The most striking power of the Entity has been its ability to penetrate any network system globally, overcoming air gaps, encryption, and firewalls. It nearly launches nukes worldwide by compromising the control systems. They even piggyback on satellites and 5G to track people anywhere. These threats only depict how delicate the fabric of the cyber network is. It is growing in real time, with the world increasingly coming online. Amidst this, attacks like Stuxnet 2009, which compromised a nuclear facility, are a reminder that everything lies vulnerable in the face of cyber. Critical infrastructure, power grids, military control systems are particularly exposed and are first to get compromised in the event of a war.
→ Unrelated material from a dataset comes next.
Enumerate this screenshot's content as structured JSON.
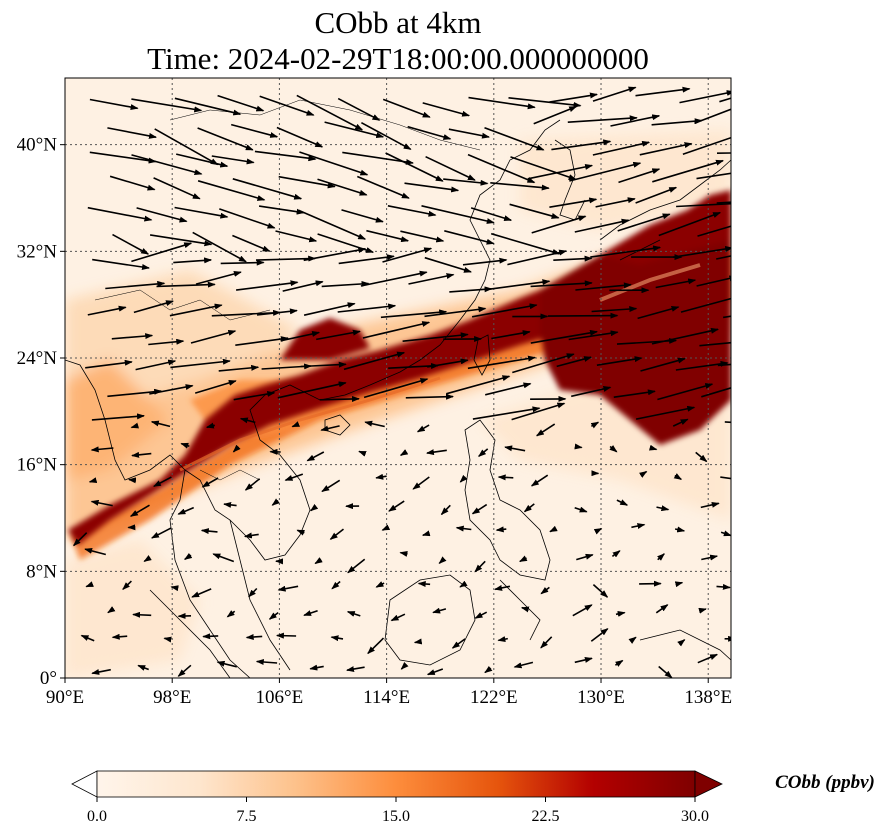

States like Russia, China, the US, and North Korea are constantly engaged in offensive cyber operations. They are now combining AI with cyber programs to have anomaly detection, code breaking, automated response, and automated spear detection.

Although, while these systems develop, it is still not feasible to pass through the heavily protected command systems easily. They work on a multilayer level of authentication with a human in the loop and have two-person rules and separate verification. Therefore, a simple AI command of “launch” is not an option. Further, AI in cybersecurity is a domain that is being dealt with care, states are building capabilities to deter these challenges. US Cyber Command and the UK’s NCSC have invested heavily in AI for cybersecurity. Private labs like SRI, MITRE, CrowdStrike, and FireEye are developing AI tools to deter sophisticated hacking. Several offensive programs, like Russia’s Perimeter project and DRPA’s cyber grand challenge, also seek automated vulnerability exploitation (DARPA 2020).

Other advanced technology used in the movie includes satellite communication, encryption, and air gaps. For instance, use of satellites to monitor Ethan’s movement worldwide reflects projects like Starlink that can provide internet almost anywhere in the world. Hacking them and using them for covert operations is still an emerging feature. Likewise, the film restricts air-gapping to a defensive feature of physically isolating a network, whereas, in reality, sensitive systems, like nuclear command and military drones, are often air-gapped.

The movie in general has pushed the deployment of AI to its maximum limits. However, it is an undeniable fact that with the current growth in AI technology and constant R&D around it, the ‘creative liberty’ has the potential to be real. Apart from the self-aware Entity, the possibility of other peripheral technology depicted is very much in the pipeline or exists in a nascent stage. Amidst this chaos, where does one draw the line or create a safety net? The answer lies with which world leaders pursue the evolution of technology, with sincere efforts to bring in place all-encompassing, binding ethics and law for the development, deployment, and incorporation of artificial intelligence. Lest we forget that at the end of the day, it is still ‘intelligence’ despite being artificial, and history tells us what intelligence with wrong intentions can do.